B. Demande de rectification de l’erreur
matérielle
. Par un
jugement du 27 octobre 2004, le tribunal rejeta la demande du requérant visant
la rectification de l’erreur matérielle qui s’était glissée dans les motifs du
jugement du 19 décembre 2002 du tribunal départemental de Iaşi, qui avait
retenu la date de 17 avril 2002, au lieu du 18 avril 2002, comme date à
laquelle les témoins à décharge auraient vu le requérant à son domicile.
. Ce jugement
fut infirmé par un arrêt du 23 novembre 2004 de la cour d’appel de Iaşi,
qui fit droit à la demande du requérant.
. Le requérant
fit recours, demandant l’annulation de la demande d’appel formulée par le
parquet contre le jugement du 19 décembre 2002 du tribunal départemental de
Iaşi. Il faisait valoir que, s’il n’y avait pas eu l’erreur matérielle qui
s’était glissée dans le jugement du 19 décembre 2002, le parquet n’aurait eu
aucun argument pour interjeter appel contre cette décision.
. Les parties n’ont
pas précisé quelles ont été les suites de cette procédure.
C. Enquête concernant les allégations de
mauvais traitement
. Le 5 août
2002, les parents du requérant saisirent le parquet militaire de Iaşi d’une
plainte contre quatre policiers de la police de Iaşi qu’ils accusaient d’avoir
frappé le requérant le 27 avril 2002.
. Le parquet
militaire de Iaşi procéda à l’audition du requérant et de ses parents
ainsi que des policiers. Le procès-verbal du 28 avril 2002 dressé lors de l’arrestation
du requérant et qui ne faisait état d’aucune trace de violence sur son corps
fut également versé au dossier du parquet militaire.
. Par une
ordonnance du 4 septembre 2002, confirmée le 11 septembre 2002, le
parquet militaire de Iaşi prononça un non-lieu, au motif que les éléments
de preuve versés au dossier ne prouvaient pas que les policiers avaient frappé
le requérant.
. Ni ses
parents ni le requérant lui-même n’ont contesté l’ordonnance de non-lieu.
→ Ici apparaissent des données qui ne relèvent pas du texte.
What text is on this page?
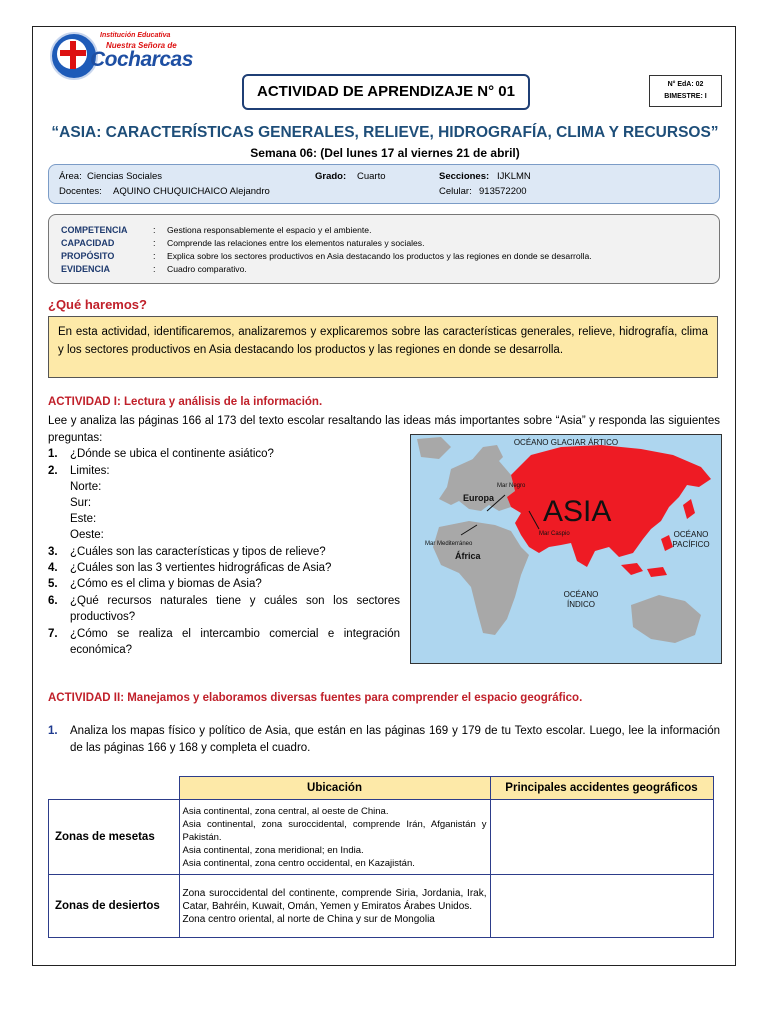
Institución Educativa
Nuestra Señora de
Cocharcas
ACTIVIDAD DE APRENDIZAJE N° 01	N° EdA: 02
BIMESTRE: I
“ASIA: CARACTERÍSTICAS GENERALES, RELIEVE, HIDROGRAFÍA, CLIMA Y RECURSOS”
Semana 06: (Del lunes 17 al viernes 21 de abril)
Área: Ciencias Sociales	Grado: Cuarto	Secciones: IJKLMN
Docentes: AQUINO CHUQUICHAICO Alejandro	Celular: 913572200
COMPETENCIA	: Gestiona responsablemente el espacio y el ambiente.
CAPACIDAD	: Comprende las relaciones entre los elementos naturales y sociales.
PROPÓSITO	: Explica sobre los sectores productivos en Asia destacando los productos y las regiones en donde se desarrolla.
EVIDENCIA	: Cuadro comparativo.
¿Qué haremos?
En esta actividad, identificaremos, analizaremos y explicaremos sobre las características generales, relieve, hidrografía, clima y los sectores productivos en Asia destacando los productos y las regiones en donde se desarrolla.
ACTIVIDAD I: Lectura y análisis de la información.
Lee y analiza las páginas 166 al 173 del texto escolar resaltando las ideas más importantes sobre “Asia” y responda las siguientes preguntas:
1. ¿Dónde se ubica el continente asiático?
2. Limites:
Norte:
Sur:
Este:
Oeste:
3. ¿Cuáles son las características y tipos de relieve?
4. ¿Cuáles son las 3 vertientes hidrográficas de Asia?
5. ¿Cómo es el clima y biomas de Asia?
6. ¿Qué recursos naturales tiene y cuáles son los sectores productivos?
7. ¿Cómo se realiza el intercambio comercial e integración económica?
OCÉANO GLACIAR ÁRTICO
ASIA
Europa
África
Mar Negro
Mar Mediterráneo
Mar Caspio	OCÉANO
PACÍFICO
OCÉANO
ÍNDICO
ACTIVIDAD II: Manejamos y elaboramos diversas fuentes para comprender el espacio geográfico.
1. Analiza los mapas físico y político de Asia, que están en las páginas 169 y 179 de tu Texto escolar. Luego, lee la información de las páginas 166 y 168 y completa el cuadro.
	Ubicación	Principales accidentes geográficos
Zonas de mesetas	Asia continental, zona central, al oeste de China.
Asia continental, zona suroccidental, comprende Irán, Afganistán y Pakistán.
Asia continental, zona meridional; en India.
Asia continental, zona centro occidental, en Kazajistán.	

Zonas de desiertos	Zona suroccidental del continente, comprende Siria, Jordania, Irak, Catar, Bahréin, Kuwait, Omán, Yemen y Emiratos Árabes Unidos.
Zona centro oriental, al norte de China y sur de Mongolia	
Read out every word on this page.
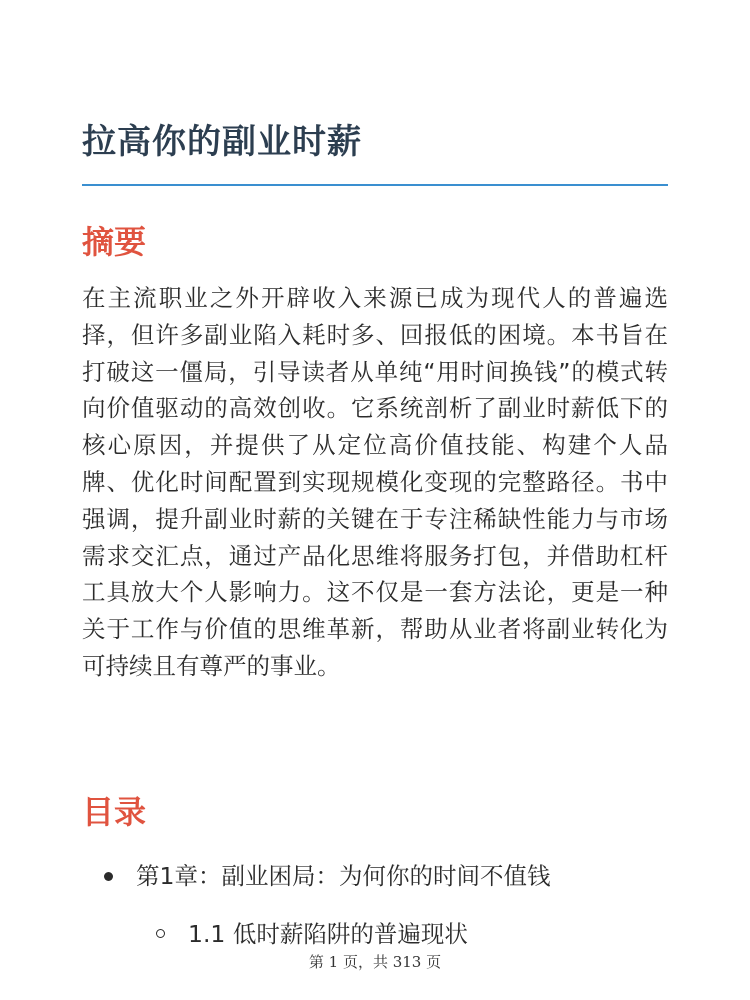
拉高你的副业时薪
摘要

在主流职业之外开辟收入来源已成为现代人的普遍选择，但许多副业陷入耗时多、回报低的困境。本书旨在打破这一僵局，引导读者从单纯“用时间换钱”的模式转向价值驱动的高效创收。它系统剖析了副业时薪低下的核心原因，并提供了从定位高价值技能、构建个人品牌、优化时间配置到实现规模化变现的完整路径。书中强调，提升副业时薪的关键在于专注稀缺性能力与市场需求交汇点，通过产品化思维将服务打包，并借助杠杆工具放大个人影响力。这不仅是一套方法论，更是一种关于工作与价值的思维革新，帮助从业者将副业转化为可持续且有尊严的事业。

目录
第1章：副业困局：为何你的时间不值钱
1.1 低时薪陷阱的普遍现状
第 1 页，共 313 页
D. Plainte pénale contre le procureur
. A une date
non précisée en 2005, le requérant saisit le parquet près la cour d’appel d’une
plainte pénale contre M., le procureur du parquet près le tribunal
départemental qui avait rédigé les motifs d’appel du parquet contre le jugement
d’acquittement. Le requérant l’accusait d’abus et négligence car son appel
était essentiellement fondé sur l’erreur matérielle contenue dans le jugement. Par
ordonnances des 25 mars et 3 juin 2005, le parquet près la Haute Cour de
cassation et de justice rejeta sa plainte, au motif que M. avait accompli son
devoir professionnel et indiqué plusieurs motifs d’appel en dehors de celui
soulevé par le requérant.
II. LE DROIT INTERNE PERTINENT
. Le Code de
procédure pénale règlementait, à l’époque des faits, à l’article 341, l’exercice
par l’inculpé de son droit de prendre la parole en dernier (« ultimul
cuvânt al inculpatului ») comme le moment final de la phase de l’enquête
judiciaire (« cercetare judecătorească »). Le second
paragraphe de cet article disposait plus précisément que :
« Lorsque l’inculpé prend la parole en
dernier, on ne peut pas lui poser des questions. Si l’inculpé expose des faits
ou des circonstances nouveaux, essentiels pour la solution de l’affaire, le
tribunal procède à la réouverture de l’enquête judiciaire ».
. Les
dispositions pertinentes du Code de procédure pénale relatives aux pouvoirs de
la juridiction d’appel étaient ainsi libellées à l’époque des faits :
Article 378
« (1) La juridiction qui juge l’appel
vérifie la décision contestée sur la base des éléments du dossier et de tout
nouveau document écrit présenté devant la juridiction d’appel.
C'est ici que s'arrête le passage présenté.